# GRUs
- They're the next innovation after LSTMs but before Transformers.
- They are an adaptation of RNNs, similar to LSTMs
- They have less tensor operators so they are speedier to train. 
- You can think of them as LSTMs without the short term memory, but they do more operations to the long term memory.
- Researchers try both LSTMs and GRUs to see what works better for their usecase.

In [None]:
import torch
import torch.nn as nn
import numpy as np 

In [None]:
class Cell(nn.Module):
    def __init__(self, input_size, hidden_size, bias=True):
        super(Cell, self).__init__()
        self.input_size = input_size
        self.hidden_size = hidden_size
        self.bias = bias

        self.input = nn.Linear(input_size, 3 * hidden_size, bias=bias)
        self.hidden = nn.Linear(hidden_size, 3 * hidden_size, bias=bias)
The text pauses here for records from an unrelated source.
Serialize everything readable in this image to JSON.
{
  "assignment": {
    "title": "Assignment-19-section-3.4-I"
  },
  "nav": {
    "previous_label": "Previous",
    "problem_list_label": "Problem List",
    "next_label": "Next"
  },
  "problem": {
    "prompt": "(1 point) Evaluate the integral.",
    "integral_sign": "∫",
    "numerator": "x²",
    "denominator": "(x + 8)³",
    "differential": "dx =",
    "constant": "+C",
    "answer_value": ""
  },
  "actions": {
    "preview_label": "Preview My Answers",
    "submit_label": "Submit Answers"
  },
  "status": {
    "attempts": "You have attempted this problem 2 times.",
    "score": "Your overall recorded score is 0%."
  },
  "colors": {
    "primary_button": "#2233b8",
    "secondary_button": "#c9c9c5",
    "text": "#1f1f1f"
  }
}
        self.reset_parameters()

    def reset_parameters(self):
        std = 1.0 / np.sqrt(self.hidden_size)
        for w in self.parameters():
            w.data.uniform_(-std,std)

    def forward(self, input, hx=None):
        if hx = None:
            hx = Variable(input.new_zeros(input.size(0), self.hidden_size))
        
        xt = self.input(input)
        ht = self.hidden(hx)

        x_reset, x_upd, x_new = x_t.chunk(3, 1)
        h_reset, h_upd, h_new = h_t.chunk(3, 1)

        reset_gate = torch.sigmoid(x_reset + h_reset)
        update_gate = torch.sigmoid(x_upd + h_upd)
        new_gate = torch.tanh(x_new + (reset_gate * h_new))

        hy = update_gate * hx + (1 - update_gate) * new_gate

        return hy

In [None]:
class GRU(nn.Module):
    def __init__(self, input_size, hidden_size, num_layers, bias, output_size):
        super(GRU, self).__init__()
        self.input_size = input_size
        self.hidden_size = hidden_size
        self.num_layers = num_layers
        self.bias = bias
        self.output_size = output_size

        self.rnn_cell_list = nn.ModuleList()
        self.rnn_cell_list.append(Cell(self.input_size, self.hidden_size, self.bias))

        for l in range(1,self.num_layers):
            self.rnn_cell_list.append(Cell(self.hidden_size, self.hidden_size, self.bias))
        
        self.fc = nn.Linear(self.hidden_size, self.output_size)

    def forward(self, input, hx=None):
        if hx is None: 
            h0 = Variable(torch.zeros(self.num_layers, input.size(0), self.hidden_size).to("mps"))
        else: 
            h0 = hx

        outs = []
        hidden = list()

        for layer in range(self.num_layers):
            hidden.append(h0[layer, :, :])

        for t in range(input.size(1)):
            for layer in range(self.num_layers):
                if layer == 0:
                    hidden_l = self.rnn_cell_list[layer](input[:, t, :], hidden[layer])
                else:
                    hidden_l = self.rnn_cell_list[layer](hidden[layer - 1],hidden[layer])
                hidden[layer] = hidden_l
                hidden[layer] = hidden_l
            outs.append(hidden_l)

        out = outs[-1].squeeze()
        out = self.fc(out)

        return out